In essence, finance must embody the principle of Tayyib that which is pure, wholesome, and beneficial. It is not enough for finance to be merely Halal (permissible). It has to be Tahayyib: curing, medicine, and life-giving. An investment that is Haram because it harms or destroys the planet is Haram in its effects. The green sukuk in Malaysia, the renewable programs in Indonesia, and the debt-free solar projects in Jordan make it possible. It is time to introduce a new financial standard: Tayyib.
COP30 Belém is not any other climate conference. It is an ethical test to mankind, to the Ummah.
Can Islamic finance be the theology of infinite expansion?

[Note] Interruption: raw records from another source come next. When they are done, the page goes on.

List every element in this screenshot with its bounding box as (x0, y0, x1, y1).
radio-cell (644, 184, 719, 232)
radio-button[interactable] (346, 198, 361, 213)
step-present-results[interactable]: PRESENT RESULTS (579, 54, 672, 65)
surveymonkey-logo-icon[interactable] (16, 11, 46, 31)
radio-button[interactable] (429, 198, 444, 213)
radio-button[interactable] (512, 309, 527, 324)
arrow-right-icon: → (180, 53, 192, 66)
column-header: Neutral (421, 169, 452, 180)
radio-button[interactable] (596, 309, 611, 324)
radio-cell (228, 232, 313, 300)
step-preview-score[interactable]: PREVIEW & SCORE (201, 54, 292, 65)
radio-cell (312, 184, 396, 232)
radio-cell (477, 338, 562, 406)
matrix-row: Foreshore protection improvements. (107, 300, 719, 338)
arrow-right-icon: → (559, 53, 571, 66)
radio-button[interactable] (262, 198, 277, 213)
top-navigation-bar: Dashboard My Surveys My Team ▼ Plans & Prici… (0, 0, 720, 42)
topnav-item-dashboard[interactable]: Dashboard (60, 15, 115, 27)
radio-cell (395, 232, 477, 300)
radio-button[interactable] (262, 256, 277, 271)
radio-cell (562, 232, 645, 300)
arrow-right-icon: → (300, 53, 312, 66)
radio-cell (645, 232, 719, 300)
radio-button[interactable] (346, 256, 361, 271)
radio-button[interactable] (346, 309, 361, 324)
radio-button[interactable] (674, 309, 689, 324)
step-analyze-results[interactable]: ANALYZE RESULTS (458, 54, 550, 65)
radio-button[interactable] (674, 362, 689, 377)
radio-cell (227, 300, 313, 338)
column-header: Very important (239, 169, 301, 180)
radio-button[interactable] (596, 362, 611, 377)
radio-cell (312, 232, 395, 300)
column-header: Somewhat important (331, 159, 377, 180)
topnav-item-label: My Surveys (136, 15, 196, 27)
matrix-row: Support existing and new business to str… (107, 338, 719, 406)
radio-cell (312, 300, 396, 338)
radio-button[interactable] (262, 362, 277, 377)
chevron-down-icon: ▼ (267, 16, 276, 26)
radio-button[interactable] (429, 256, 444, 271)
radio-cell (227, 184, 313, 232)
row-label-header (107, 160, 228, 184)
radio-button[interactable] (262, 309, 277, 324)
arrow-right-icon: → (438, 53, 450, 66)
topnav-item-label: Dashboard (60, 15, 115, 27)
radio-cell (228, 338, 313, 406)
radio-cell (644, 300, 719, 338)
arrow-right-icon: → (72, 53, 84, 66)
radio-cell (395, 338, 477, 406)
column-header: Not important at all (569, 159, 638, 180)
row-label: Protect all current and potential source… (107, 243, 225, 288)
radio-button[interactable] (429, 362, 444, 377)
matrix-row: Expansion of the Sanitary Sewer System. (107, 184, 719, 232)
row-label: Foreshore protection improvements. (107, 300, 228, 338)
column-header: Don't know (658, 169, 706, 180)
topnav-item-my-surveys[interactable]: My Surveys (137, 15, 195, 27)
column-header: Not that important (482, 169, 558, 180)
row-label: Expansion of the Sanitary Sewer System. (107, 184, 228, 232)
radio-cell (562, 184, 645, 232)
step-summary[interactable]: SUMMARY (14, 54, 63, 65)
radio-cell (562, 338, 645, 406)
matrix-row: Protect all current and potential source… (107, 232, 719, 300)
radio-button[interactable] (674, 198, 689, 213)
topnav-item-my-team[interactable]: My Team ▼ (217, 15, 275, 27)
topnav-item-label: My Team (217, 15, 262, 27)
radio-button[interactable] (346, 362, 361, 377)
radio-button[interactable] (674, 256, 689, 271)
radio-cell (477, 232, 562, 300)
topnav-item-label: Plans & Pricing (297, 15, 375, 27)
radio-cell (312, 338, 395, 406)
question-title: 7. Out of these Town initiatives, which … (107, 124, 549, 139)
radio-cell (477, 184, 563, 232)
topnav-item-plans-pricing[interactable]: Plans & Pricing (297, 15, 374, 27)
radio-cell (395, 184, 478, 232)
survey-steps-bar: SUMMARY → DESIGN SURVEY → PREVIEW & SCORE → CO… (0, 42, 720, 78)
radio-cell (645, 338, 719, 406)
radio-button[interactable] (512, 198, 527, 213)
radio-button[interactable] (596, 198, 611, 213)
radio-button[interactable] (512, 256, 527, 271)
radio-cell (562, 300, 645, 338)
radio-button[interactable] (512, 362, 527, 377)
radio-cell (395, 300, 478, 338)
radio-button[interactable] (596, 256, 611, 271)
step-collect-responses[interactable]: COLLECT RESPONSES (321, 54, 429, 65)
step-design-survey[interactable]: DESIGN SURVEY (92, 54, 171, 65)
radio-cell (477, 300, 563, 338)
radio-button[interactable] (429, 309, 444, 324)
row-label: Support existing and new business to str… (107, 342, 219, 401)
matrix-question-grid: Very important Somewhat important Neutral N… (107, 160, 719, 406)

Will it ascend to re-emerge Al-Mizan, the divine balance which we were commissioned to safeguard?
The Dialogue’s action points:
- Recognize Islamic finance as an essential partner in global climate governance, not an add-on
- Cancel colonial debts that force nations to choose between creditors and climate protection
- Adopt Tayyib standards for beneficial finance, not merely “less harmful” exclusions
- Remove barriers preventing Islamic environmental finance from flowing freely
- Create the “Single Table”—bringing together scholars, financiers, and youth to restore integration
- Support alternative financial architecture based on real value, not debt-based money
- Mandate just transitions using Islamic frameworks that protect vulnerable communities
Al-Mizan is not a verse, but a covenant. The harmony of the sky, the fairness of business, the beat of life. Whether we can restore it is not the question. Whether we will or not is the question. Since the cure is already there, it is in our faith, in our hearts, and in the Ummah, the moral economy of Islam needs to be woken up. It’s time to restore Al-Mizan.